Banyak orang merasa bangga dengan kemampuan lisannya (lidah) yang begitu fasih dalam berbicara. Bahkan, tak sedikit pula orang yang belajar secara khusus agar memiliki kemampuan bicara yang bagus.

Lisan adalah karunia Allah yang begitu besar. Dan ia harus senantiasa disyukuri dengan sebenar-benarnya. Cara mensyukuri lisan ini adalah dengan menggunakannya untuk bicara yang baik atau diam. Bukan dengan mengumbar pembicaraan semau sendiri. Bukan pula dengan memuaskan nafsu dengan mengumbar omongan.

Kita sering mendengar pepatah “Mulutmu Harimaumu” Artinya, jika kita salah berucap, bisa bisa mulut kita membinasakan kita. Dari sekedar pertengkaran, perceraian, perkelahian, hingga pembunuhan bisa berasal dari lidah/ucapan yang tajam.

Karena itu dalam Islam juga kita disuruh menjaga lisan . Betapa banyak orang yang masuk neraka akibat tidak bisa menjaga lidah. Suka mencaci-maki orang lain.

 Sungguh beruntung seseorang yang bisa menjaga lisannya dengan baik. Setiap pembicaraaan dipastikan kebenarannya. Setiap butir kata bagai untaian mutiara yang indah dan berharga, menggugah dan berdaya ubah bagi siapa pun yang mendengarnya.

Kata-kata yang terucap dari mulut seseorang kadang-kadang lebih menyakitkan dari apa pun. Menurut peribahasa Arab, al-kalaamu yanfudzu maa laa tanfudzuhul ibaru, yang artinya perkataan itu bisa menembus apa yang tidak bisa ditembus oleh jarum (hati).

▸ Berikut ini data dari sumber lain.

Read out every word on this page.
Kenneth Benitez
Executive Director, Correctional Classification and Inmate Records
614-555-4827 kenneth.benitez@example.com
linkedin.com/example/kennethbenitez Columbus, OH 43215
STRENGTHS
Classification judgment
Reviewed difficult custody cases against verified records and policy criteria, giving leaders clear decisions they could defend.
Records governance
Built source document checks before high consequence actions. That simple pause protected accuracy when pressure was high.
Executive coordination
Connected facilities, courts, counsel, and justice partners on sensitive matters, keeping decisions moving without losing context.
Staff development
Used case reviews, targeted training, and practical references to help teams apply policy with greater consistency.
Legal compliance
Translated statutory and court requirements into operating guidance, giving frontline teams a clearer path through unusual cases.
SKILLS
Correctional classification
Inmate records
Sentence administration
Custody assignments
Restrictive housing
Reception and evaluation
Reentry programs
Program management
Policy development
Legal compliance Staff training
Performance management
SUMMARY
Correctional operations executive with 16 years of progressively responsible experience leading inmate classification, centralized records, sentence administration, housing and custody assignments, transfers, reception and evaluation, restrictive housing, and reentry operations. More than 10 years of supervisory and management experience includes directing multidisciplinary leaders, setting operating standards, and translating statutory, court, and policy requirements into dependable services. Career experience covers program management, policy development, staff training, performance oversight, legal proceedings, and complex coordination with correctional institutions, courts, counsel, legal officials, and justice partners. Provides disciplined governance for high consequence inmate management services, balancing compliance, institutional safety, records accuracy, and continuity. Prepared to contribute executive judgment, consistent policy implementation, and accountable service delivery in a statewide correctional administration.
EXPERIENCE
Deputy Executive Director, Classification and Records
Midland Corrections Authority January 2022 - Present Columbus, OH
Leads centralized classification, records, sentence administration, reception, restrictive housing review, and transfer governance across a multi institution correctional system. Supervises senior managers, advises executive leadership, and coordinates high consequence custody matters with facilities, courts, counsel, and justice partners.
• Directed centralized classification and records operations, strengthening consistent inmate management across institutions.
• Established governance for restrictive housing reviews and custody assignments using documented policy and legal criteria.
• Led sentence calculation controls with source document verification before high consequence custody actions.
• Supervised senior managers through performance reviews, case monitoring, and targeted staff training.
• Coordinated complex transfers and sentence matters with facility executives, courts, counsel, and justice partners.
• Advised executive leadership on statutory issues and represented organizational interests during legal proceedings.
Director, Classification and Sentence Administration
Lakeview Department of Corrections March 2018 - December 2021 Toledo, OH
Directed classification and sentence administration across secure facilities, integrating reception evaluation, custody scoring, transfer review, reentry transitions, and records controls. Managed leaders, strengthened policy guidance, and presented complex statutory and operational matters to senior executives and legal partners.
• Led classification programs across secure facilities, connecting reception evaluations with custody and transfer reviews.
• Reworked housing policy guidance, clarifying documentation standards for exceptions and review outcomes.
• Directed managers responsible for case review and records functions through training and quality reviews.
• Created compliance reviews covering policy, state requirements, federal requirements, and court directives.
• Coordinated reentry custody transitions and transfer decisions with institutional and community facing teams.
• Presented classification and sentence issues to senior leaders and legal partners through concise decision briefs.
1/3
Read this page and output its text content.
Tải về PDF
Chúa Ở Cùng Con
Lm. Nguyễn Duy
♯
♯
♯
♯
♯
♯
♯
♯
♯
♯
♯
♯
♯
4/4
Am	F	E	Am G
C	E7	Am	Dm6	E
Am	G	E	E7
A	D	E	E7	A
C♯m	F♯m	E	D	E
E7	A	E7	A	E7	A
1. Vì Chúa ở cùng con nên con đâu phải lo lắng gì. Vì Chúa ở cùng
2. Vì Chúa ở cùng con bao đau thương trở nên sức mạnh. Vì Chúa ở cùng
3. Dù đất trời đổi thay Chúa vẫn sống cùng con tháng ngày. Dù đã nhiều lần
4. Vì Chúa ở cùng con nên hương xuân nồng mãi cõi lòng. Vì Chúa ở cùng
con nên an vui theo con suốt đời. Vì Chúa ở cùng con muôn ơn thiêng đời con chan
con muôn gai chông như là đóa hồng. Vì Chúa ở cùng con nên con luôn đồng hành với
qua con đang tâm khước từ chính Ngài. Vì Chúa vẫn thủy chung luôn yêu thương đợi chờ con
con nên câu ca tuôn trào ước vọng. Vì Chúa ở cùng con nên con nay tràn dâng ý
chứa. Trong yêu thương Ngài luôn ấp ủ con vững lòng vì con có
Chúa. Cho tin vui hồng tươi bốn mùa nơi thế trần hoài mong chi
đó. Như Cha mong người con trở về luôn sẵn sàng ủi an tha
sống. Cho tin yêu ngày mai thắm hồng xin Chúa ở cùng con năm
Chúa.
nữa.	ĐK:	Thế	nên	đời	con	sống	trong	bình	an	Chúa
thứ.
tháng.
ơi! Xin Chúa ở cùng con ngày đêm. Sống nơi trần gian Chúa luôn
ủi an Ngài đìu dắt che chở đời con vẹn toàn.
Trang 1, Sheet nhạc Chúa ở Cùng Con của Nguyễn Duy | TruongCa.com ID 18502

Jangan biarkan lidah kita tergelincir. Jadikan diam sebagai kebaikan daripada berbicara tetapi mendatangkan kemudaratan. Rasulullah Saw. bersabda, “Siapa yang beriman kepada Allah dan hari akhir, hendaklah ia mengatakan yang baik atau diam.” (HR. Bukhari, Muslim)

Dalam sebuah hadist lain yang diriwayatkan Tirmidzi, Uqbah bin Amir berkata : Aku pernah bertanya kepada Rasulullah SAW, “Ya Rasulullah apakah keselamatan itu?” beliau menjawab, “tahanlah lisanmu dan hendaknya rumahmu menyenangkanmu (karena penuh dzikir dan mengingat Allah SWT) dan menangislah atas kesalahnmu (karena menyesal).” HR.Tirmidzi

Berhati-hatilah terhadap lisan karena sebuah ucapan bisa menjerumuskan kita ke dalam api neraka.

Apabila kita tidak mengetahui sebuah perkara dengan pasti, sebaiknya kita diam saja. Dan janganlah kita mengucapkan perkataan yang menyakiti hati orang kain, sekalipun itu hanya candaan. Sebab di akhirat kelak, segala apa yang kita ucapkan dengan lisan pasti akan dimintai pertanggungjawaban.

Allah berfirman : “Tiada satu ucapanpun yang diucapkannya melainkan ada di dekatnya malaikat pengawas yang selalu hadir.” (QS Qaf: 18)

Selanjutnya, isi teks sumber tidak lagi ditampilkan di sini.